Her şeyin çok hızlı hareket ettiği telaşlı ve gürültülü bir dünyada , bu film bizi iki saat boyunca farklı bir zamansallığa, içselliğe götüren bir yolculuğa çıkarıyor. Bazıları bunu başaramıyor ve biraz sıkılıyor, ancak izleyicilerin çoğu çok zengin bir içsel yolculuk yaşıyor. Çünkü takdire şayan oyuncular tarafından canlandırılan Tibhirine rahipleri, bizi inançlarına ve şüphelerine çekiyor. Ve filmin ikinci büyük özelliği de bu: Maniheizmden uzak, bize rahiplerin tereddütlerini, güçlü ve zayıf yönlerini gösteriyor.
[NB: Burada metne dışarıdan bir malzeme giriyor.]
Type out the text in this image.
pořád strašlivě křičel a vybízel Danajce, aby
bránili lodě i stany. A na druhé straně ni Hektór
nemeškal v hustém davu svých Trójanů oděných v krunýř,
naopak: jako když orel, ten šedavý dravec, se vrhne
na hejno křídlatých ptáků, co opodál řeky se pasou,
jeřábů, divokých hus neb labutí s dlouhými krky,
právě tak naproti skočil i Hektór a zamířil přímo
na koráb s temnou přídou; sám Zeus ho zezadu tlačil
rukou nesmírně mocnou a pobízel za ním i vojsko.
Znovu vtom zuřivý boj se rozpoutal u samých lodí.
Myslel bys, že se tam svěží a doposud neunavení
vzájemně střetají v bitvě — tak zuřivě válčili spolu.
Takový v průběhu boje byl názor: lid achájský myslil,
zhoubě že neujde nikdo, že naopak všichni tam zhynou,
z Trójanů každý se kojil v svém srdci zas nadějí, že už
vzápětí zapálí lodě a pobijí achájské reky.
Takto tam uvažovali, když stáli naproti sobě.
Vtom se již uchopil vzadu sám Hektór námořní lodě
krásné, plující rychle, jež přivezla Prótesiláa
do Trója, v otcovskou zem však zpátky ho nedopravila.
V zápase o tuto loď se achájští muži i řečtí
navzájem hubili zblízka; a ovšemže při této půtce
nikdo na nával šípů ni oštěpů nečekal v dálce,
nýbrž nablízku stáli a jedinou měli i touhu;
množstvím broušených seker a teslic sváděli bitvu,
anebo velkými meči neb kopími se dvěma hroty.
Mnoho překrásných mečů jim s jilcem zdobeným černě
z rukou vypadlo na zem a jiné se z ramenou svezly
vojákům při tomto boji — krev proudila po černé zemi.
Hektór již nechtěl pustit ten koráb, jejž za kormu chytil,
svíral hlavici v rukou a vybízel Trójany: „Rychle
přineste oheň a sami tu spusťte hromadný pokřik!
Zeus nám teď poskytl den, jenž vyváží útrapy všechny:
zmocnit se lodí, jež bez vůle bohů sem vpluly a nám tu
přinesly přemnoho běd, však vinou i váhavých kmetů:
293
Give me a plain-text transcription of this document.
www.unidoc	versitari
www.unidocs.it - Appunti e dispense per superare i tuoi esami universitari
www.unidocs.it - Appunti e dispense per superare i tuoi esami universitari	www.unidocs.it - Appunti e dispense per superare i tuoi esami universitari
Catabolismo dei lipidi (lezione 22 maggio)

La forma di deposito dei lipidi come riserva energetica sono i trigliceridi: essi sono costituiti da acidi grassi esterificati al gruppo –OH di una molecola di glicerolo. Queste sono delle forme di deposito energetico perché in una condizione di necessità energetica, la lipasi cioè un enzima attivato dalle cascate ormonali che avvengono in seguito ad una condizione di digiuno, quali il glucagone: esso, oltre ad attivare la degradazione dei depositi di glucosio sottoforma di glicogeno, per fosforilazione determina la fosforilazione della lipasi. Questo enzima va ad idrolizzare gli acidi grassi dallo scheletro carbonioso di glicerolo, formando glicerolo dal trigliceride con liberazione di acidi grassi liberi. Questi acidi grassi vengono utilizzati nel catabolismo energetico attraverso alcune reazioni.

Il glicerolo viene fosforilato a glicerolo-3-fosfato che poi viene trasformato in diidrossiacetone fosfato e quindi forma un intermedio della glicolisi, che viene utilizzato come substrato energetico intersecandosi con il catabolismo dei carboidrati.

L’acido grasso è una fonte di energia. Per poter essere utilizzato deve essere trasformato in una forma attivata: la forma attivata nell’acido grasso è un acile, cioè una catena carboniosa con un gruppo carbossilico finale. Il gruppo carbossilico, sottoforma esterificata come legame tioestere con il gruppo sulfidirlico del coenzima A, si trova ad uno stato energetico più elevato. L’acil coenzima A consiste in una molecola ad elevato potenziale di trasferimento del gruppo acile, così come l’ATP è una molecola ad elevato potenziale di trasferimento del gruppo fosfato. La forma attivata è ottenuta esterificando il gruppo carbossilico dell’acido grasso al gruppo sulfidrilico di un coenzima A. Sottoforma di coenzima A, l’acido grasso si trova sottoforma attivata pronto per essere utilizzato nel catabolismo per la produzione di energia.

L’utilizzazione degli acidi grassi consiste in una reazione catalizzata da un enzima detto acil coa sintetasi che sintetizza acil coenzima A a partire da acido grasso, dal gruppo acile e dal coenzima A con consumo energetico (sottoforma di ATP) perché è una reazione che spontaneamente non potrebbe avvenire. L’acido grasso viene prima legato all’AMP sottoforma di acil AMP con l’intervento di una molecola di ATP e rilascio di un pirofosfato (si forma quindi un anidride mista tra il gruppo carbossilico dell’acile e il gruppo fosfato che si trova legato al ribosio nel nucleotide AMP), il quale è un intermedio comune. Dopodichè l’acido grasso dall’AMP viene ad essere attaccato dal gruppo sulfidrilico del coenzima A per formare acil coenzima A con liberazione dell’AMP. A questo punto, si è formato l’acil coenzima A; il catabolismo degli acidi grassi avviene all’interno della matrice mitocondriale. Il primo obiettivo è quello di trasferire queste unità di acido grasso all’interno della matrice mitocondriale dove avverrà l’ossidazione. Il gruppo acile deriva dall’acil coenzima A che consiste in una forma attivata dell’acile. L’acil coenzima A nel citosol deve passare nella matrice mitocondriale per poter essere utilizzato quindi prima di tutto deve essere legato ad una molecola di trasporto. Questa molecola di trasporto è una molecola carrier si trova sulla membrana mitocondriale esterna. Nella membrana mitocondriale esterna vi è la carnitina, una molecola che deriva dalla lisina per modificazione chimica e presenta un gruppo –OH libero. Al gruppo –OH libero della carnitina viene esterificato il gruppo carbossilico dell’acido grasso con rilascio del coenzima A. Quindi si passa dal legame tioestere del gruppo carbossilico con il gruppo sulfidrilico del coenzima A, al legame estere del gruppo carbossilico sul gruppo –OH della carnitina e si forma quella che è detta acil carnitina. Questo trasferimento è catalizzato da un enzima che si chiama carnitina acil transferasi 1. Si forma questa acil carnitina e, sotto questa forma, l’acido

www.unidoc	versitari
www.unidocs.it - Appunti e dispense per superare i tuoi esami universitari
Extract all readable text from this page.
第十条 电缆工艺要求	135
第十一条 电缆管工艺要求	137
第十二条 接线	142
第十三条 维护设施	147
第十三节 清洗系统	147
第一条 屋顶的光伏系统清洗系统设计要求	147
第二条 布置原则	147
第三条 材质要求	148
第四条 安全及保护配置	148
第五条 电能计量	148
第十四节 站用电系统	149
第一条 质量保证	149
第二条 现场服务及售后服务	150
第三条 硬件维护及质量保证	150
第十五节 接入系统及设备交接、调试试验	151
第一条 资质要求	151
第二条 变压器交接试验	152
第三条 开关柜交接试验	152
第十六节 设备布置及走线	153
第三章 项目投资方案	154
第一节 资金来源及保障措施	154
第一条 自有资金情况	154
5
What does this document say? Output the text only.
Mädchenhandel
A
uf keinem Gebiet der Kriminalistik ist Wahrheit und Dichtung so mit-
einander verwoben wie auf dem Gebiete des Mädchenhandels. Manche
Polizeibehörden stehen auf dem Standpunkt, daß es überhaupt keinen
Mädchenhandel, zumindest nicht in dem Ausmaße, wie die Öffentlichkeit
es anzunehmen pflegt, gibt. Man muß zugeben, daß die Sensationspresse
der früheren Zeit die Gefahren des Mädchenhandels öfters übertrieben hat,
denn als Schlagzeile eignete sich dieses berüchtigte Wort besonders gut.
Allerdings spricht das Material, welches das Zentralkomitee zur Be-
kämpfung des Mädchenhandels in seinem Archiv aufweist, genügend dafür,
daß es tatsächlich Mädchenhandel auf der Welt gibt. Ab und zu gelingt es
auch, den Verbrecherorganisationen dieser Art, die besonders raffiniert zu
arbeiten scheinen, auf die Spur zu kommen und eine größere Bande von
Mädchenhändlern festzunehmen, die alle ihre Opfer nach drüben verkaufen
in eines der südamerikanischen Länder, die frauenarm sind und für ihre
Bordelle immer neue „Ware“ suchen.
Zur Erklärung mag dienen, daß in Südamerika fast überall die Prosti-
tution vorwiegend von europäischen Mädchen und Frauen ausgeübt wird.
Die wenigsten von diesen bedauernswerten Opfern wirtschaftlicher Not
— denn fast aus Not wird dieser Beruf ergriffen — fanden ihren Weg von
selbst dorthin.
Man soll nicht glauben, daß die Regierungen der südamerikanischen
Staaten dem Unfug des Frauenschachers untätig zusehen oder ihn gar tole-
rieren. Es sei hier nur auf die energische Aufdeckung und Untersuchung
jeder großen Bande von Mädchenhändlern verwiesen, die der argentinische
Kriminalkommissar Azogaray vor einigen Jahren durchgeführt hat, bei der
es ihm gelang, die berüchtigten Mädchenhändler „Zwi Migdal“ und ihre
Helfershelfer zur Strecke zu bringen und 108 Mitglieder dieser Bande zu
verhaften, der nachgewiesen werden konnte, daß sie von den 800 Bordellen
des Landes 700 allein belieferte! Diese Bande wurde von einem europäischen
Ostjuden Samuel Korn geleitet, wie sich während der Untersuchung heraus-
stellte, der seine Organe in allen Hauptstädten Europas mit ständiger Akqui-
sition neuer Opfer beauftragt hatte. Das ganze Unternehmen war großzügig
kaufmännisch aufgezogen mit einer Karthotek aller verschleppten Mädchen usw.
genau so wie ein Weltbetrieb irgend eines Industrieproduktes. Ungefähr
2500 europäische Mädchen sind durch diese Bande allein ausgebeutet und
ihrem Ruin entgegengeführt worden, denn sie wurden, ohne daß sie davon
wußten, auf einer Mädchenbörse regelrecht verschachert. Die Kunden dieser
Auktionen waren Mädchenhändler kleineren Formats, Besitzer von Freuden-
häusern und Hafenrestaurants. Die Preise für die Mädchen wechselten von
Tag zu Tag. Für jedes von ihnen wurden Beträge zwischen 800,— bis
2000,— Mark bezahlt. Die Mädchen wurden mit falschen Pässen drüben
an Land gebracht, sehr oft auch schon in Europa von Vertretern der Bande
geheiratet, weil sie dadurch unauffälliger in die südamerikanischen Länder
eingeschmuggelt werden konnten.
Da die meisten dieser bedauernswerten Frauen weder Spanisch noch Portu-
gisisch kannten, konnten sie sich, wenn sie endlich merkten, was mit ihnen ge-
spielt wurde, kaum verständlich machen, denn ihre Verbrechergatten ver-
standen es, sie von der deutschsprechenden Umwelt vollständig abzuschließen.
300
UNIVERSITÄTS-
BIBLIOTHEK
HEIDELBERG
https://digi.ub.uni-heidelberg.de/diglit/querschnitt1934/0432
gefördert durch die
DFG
Gerçeğe olabildiğince yakın çekimler yapan ve keşiş Henri Quinson'ın kusursuz desteğini alan Xavier Beauvois, Hollywood süper kahramanlarının tam tersi, hem acı çeken hem de sakin, hem endişeli hem de kendine güvenen ve her an suikaste uğrama riskiyle karşı karşıya oldukları bir yerde kalmanın faydasını sürekli sorgulayan adamların portresini çiziyor. Yine de bizimkinin tam tersi bir hayat yaşayan bu keşişler, sonra bize yakınlaşıyorlar. İster inanmış ister inanmamış olalım, onların açık inançları ve korkuları bizi etkiliyor, şüphelerini anlıyor, buraya ve halka olan bağlılıklarını hissediyoruz.
yaşadıkları köylülere olan bu sadakat aynı zamanda ayrılmayı reddetmelerinin ve dolayısıyla trajik sonlarının da temel sebebi olacak ve şüphesiz filmin üçüncü güçlü yanını oluşturuyor. Çünkü bu Katolik din adamları, derinden sevdikleri Müslüman bir ülkede yaşamayı seçmiş ve halkla, medeniyetler çatışmasının hiçbir şekilde kaçınılmaz olmadığını gösteren bir güven ve dostluk ilişkisi sürdürüyorlar. Birbirimizi tanıdığımızda, birlikte yaşadığımızda korkular ve önyargılar ortadan kalkar ve her insan, diğerinin inancına saygı duyarak kendi inancını yaşayabilir.
Manastırın başrahibi Peder Christian de Chergé, filmin sonunda, keşişler kaçırılıp trajik kaderlerine doğru yola çıktıklarında, Lambert Wilson'ın seslendirmesiyle okuduğu manevi vasiyetinde dokunaklı bir şekilde şöyle ifade ediyor: "Bir gün -ki bugün de olabilir- Cezayir'de yaşayan tüm yabancıları yutmak isteyen terörizmin kurbanı olursam, topluluğumun, kilisemin, ailemin hayatımın Tanrı'ya ve bu ülkeye adandığını hatırlamasını isterim […]. Ne yazık ki dünyada hüküm süren kötülüğün, hatta beni körü körüne vuran kötülüğün suç ortağı olduğumu bilecek kadar uzun yaşadım […]. Zamanı geldiğinde, Tanrı'nın ve insanlık kardeşlerimin bağışlanmasını dilememe ve aynı zamanda bana zarar veren herkesi yürekten bağışlamama izin verecek o berraklığa sahip olmayı isterim […]."
Bu keşişlerin öyküsü, bir iman şahadeti olduğu kadar, insanlık açısından da gerçek bir derstir.